Facilitating Application Access Control
By Katie Teitler at TAG Cyber
(re-posted with permission)
Back in mid-March I was at my gym talking to one of the other regulars about the impending office shutdowns. Her company’s previous work from home policy was…No. Every time she or anyone at the company had to work from home, for a snow day or an appliance repair, for instance, the request had to be formally approved and it was considered an exception. Now, all of a sudden, everyone in the company was required to work at home, and the company wasn’t even remotely (pun intended) equipped to handle it. After about a week, the IT team was still grappling with the VPN provider and additional remote connectivity and access issues.
This conversation was just one of many similar conversations I had over the course of a week and a half with non-IT or non-security friends and colleagues (sound familiar to you, dear reader?). It was surprising and not surprising at the same time. Mostly, though, what it was was unfortunate. Weren’t digital transformation and consumerization of the enterprise supposed to have taken us to a place of anywhere, anytime access already? Yet, reams of companies were unprepared to flip the switch and facilitate remote work during an already super stressful period.
At the same time, companies were increasing their reliance on cloud apps—once employees could connect reliably and securely, they needed easier access to their applications. Access to applications is what makes businesses run. Unauthorized access to apps, whether through VPN or via the cloud, could lead to even more problems, and no company needed more problems at the start of the pandemic.
But abstracting away from the suddenly-entirely-remote situation earlier this year, the pandemic forced laggard companies to start thinking seriously about access and applications in a way that, maybe, should have happened a while ago. In the past five years, the security industry has seen a shift in focus within the control plane—moving away from network and up to application. And without a perimeter at which to gate applications, the applications themselves became the “perimeter” at which users, devices, and processes must authenticate and gain authorization. Thus we’ve seen the emergence of a slew of vendor solutions aimed at application access control.
Connecting users and private apps
One such company, Axis Security, a startup out of Tel Aviv, has its own approach to secure application access, which the co-founders, Dor Knafo, CEO, and Gil Azrielant, dreamt up after years working in both offensive and defensive security. “What we saw,” said Dor, during a recent briefing, “was a disconnect between users and applications. Private applications have become critical to business operations, but it’s still too complex for users to connect to them, especially now that everyone is working remotely and many employees and partners are using non-standard devices.”
He explained that the “old way” of connecting users and their devices to private applications (that is, custom apps), i.e, via VPNs and MPLS, was too kludgy; their goal as co-founders and inventors was to build a platform that is easy to deploy, simple to use, and secure from end to end. Predicated on a zero trust access methodology, Axis is an agentless solution that deploys as a cloud connector which serves as the touchpoint for the customer’s applications. When an employee wants to connect to an application, the request is routed through Axis where it is mutually authenticated and encrypted. In keeping with zero trust, the “secret sauce” is the platform’s contextual awareness of the request (e.g., location, device type, history, etc.), which can be extracted from the organization’s AD or identity provider, and protocols used to communicate with the application.

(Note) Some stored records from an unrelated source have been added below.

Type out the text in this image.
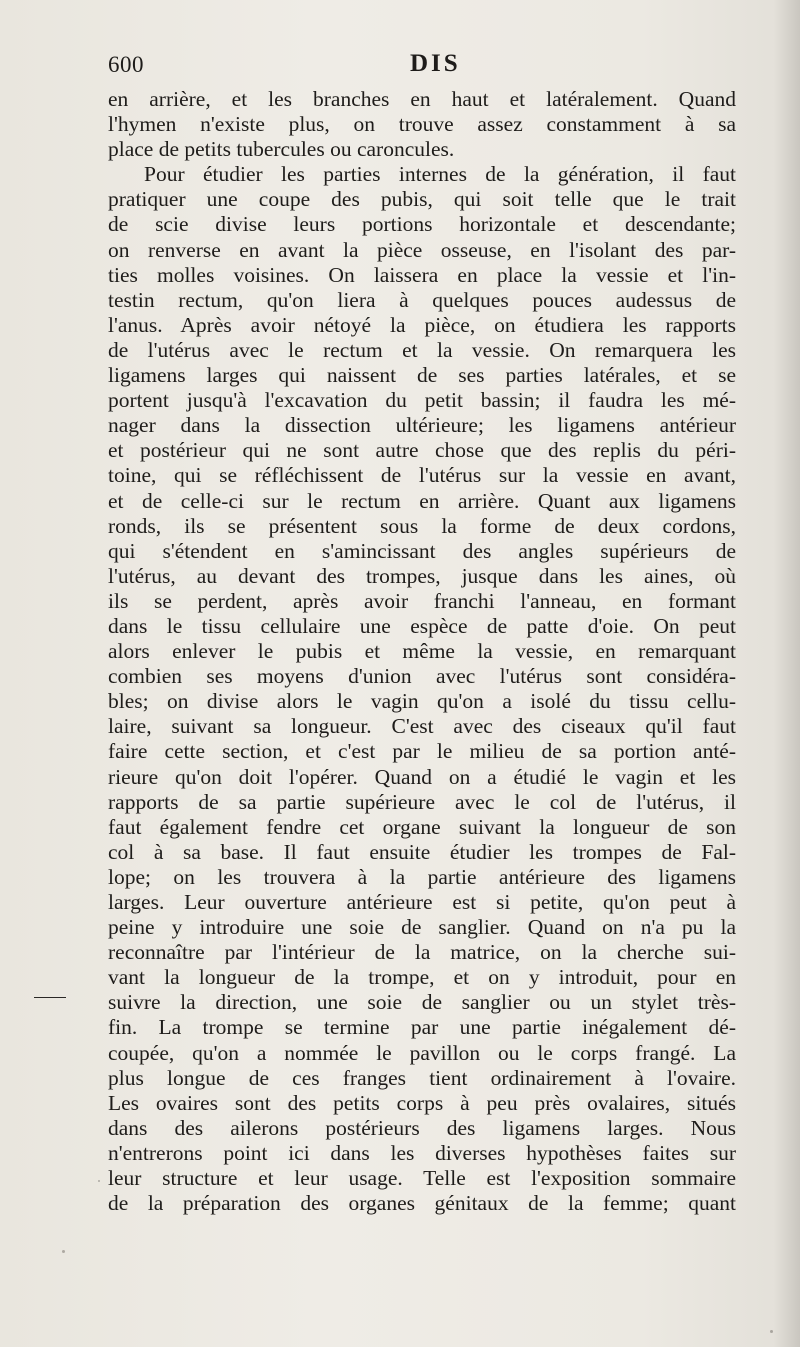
600	DIS
en arrière, et les branches en haut et latéralement. Quand
l'hymen n'existe plus, on trouve assez constamment à sa
place de petits tubercules ou caroncules.
Pour étudier les parties internes de la génération, il faut
pratiquer une coupe des pubis, qui soit telle que le trait
de scie divise leurs portions horizontale et descendante;
on renverse en avant la pièce osseuse, en l'isolant des par-
ties molles voisines. On laissera en place la vessie et l'in-
testin rectum, qu'on liera à quelques pouces audessus de
l'anus. Après avoir nétoyé la pièce, on étudiera les rapports
de l'utérus avec le rectum et la vessie. On remarquera les
ligamens larges qui naissent de ses parties latérales, et se
portent jusqu'à l'excavation du petit bassin; il faudra les mé-
nager dans la dissection ultérieure; les ligamens antérieur
et postérieur qui ne sont autre chose que des replis du péri-
toine, qui se réfléchissent de l'utérus sur la vessie en avant,
et de celle-ci sur le rectum en arrière. Quant aux ligamens
ronds, ils se présentent sous la forme de deux cordons,
qui s'étendent en s'amincissant des angles supérieurs de
l'utérus, au devant des trompes, jusque dans les aines, où
ils se perdent, après avoir franchi l'anneau, en formant
dans le tissu cellulaire une espèce de patte d'oie. On peut
alors enlever le pubis et même la vessie, en remarquant
combien ses moyens d'union avec l'utérus sont considéra-
bles; on divise alors le vagin qu'on a isolé du tissu cellu-
laire, suivant sa longueur. C'est avec des ciseaux qu'il faut
faire cette section, et c'est par le milieu de sa portion anté-
rieure qu'on doit l'opérer. Quand on a étudié le vagin et les
rapports de sa partie supérieure avec le col de l'utérus, il
faut également fendre cet organe suivant la longueur de son
col à sa base. Il faut ensuite étudier les trompes de Fal-
lope; on les trouvera à la partie antérieure des ligamens
larges. Leur ouverture antérieure est si petite, qu'on peut à
peine y introduire une soie de sanglier. Quand on n'a pu la
reconnaître par l'intérieur de la matrice, on la cherche sui-
vant la longueur de la trompe, et on y introduit, pour en
suivre la direction, une soie de sanglier ou un stylet très-
fin. La trompe se termine par une partie inégalement dé-
coupée, qu'on a nommée le pavillon ou le corps frangé. La
plus longue de ces franges tient ordinairement à l'ovaire.
Les ovaires sont des petits corps à peu près ovalaires, situés
dans des ailerons postérieurs des ligamens larges. Nous
n'entrerons point ici dans les diverses hypothèses faites sur
leur structure et leur usage. Telle est l'exposition sommaire
de la préparation des organes génitaux de la femme; quant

Every access request must be validated against a defined set of protocols for a connection to be authorized, after which, only access to the specific app is granted. This specificity contrasts with the VPN approach where, when a user connects remotely, they are connected to the company’s entire infrastructure instead of the discrete resource. By limiting which resources to which users have access, companies can reduce their risk of compromise from remote access (which continues to be one of the trickier aspects of security for many companies).
Protecting remote access
The primary use case Axis touts is third-party, secure partner or supply chain access, and their vision is to offer a platform that’s as easy to use as any consumer mobile web app—pick your poison: Instagram, Waze, Uber Eats, etc. This is a lofty goal, but one that is worthwhile; enterprises absolutely need easier ways for remote, authorized users to connect to web apps, and to ensure security of both the application and the end user device. Zero trust and all its principles apply. The remote access and application protection spaces are crowded, but the ease with which Axis can be deployed and used makes their solution worth a look.